While the RK Mellon Foundation has, for years, been a key funder for AWAACC, the latest grants demonstrate a continued effort to address how Black artists and creatives in Pittsburgh struggle to secure financial benefits usually enjoyed by their white counterparts. This discrepancy was highlighted when the Greater Pittsburgh Arts Council released its "Racial Equity and Arts Funding" report in 2018, the result of a 2016 community survey revealing that 84% of non-white respondents regarded arts funding in the area as inequitable. Among other things, the report showed that, between 2003 and 2017, 82% of public or private arts funding went to white/non-Hispanic led arts organizations.
Burley Wilson believes the problem still persists years after the report was released.
“The past year has amplified a prevailing fact — organizations managed by people of color and artists of color are disproportionately under-funded and under-resourced in the development of their work and in service to their communities,” says Burley Wilson in a press release.
Sam Reiman, director of the RK Mellon Foundation, says the organization is proud to support AWAACC, adding, "And we are particularly gratified to help provide Pittsburgh’s emerging Black and minority artists with a meaningful platform to share their art with the community and the world.”
As for current programming, AWAACC reopened to the public in September 2020 with new gallery hours and various safety measures put in place as a result of the COVID-19 pandemic.
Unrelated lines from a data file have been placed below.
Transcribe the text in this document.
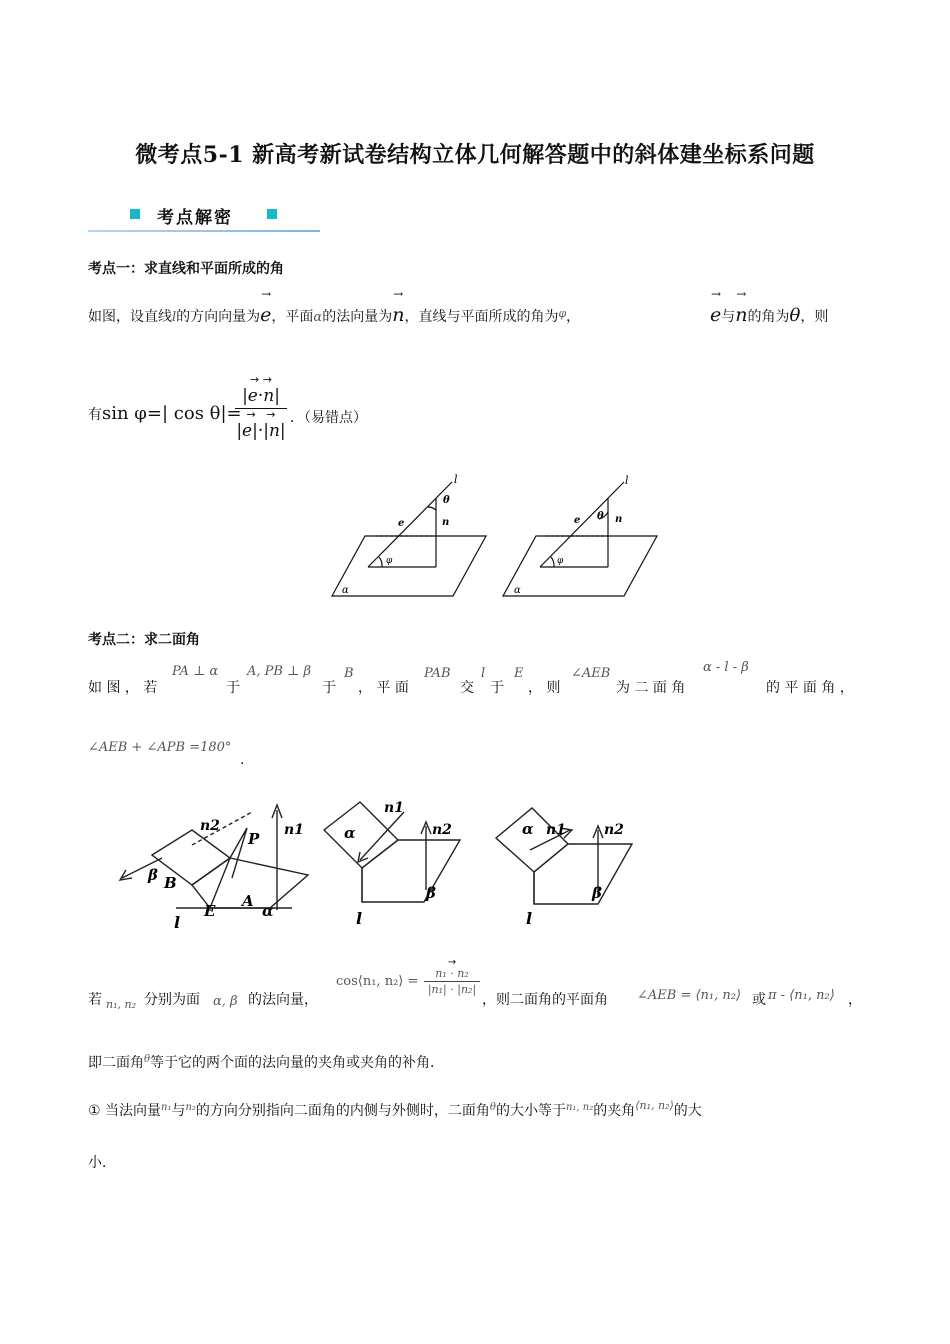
微考点5-1 新高考新试卷结构立体几何解答题中的斜体建坐标系问题
考点解密
考点一：求直线和平面所成的角
如图，设直线l的方向向量为e
→
，平面α的法向量为n
→
，直线与平面所成的角为$^\varphi$，	e
→
与n
→
的角为θ，则
有sin φ=| cos θ|=
→ →
|e·n|
→   →
|e|·|n|
．（易错点）
l
θ
e	n
φ
α
l
θ
e	n
φ
α
考点二：求二面角
如 图 ， 若
PA ⊥ α
于
A, PB ⊥ β
于
B
， 平 面
PAB
交
l
于
E
， 则
∠AEB
为 二 面 角
α - l - β
的 平 面 角 ，
∠AEB + ∠APB =180°
.
n2	n1
P
β B
A
E	α
l
n1
n2
α
β
l
α n1	n2
β
l
若 n₁, n₂ 分别为面 α, β 的法向量，
cos⟨n₁, n₂⟩ =
→
n₁ · n₂
|n₁| · |n₂|
，则二面角的平面角 ∠AEB = ⟨n₁, n₂⟩ 或 π - ⟨n₁, n₂⟩ ，
即二面角$^\theta$等于它的两个面的法向量的夹角或夹角的补角．
① 当法向量$^{n_1}$与$^{n_2}$的方向分别指向二面角的内侧与外侧时，二面角$^\theta$的大小等于$^{n_1, n_2}$的夹角$^{⟨n_1, n_2⟩}$的大
小．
The Center is still offering a robust selection of online programming, as well as in-person gallery shows and events planned for the future.
“The Center has long been dedicated to celebrating Black culture and championing future innovators in the arts," says Burley Wilson. "I am incredibly grateful to the Richard King Mellon Foundation for their ongoing support of this project and the AWAACC. I look forward to building a new pipeline for creativity and sharing Emmai Alaquiva’s and Demaskus’ commissioned works with our community and with cultural organizations and partners across the country.”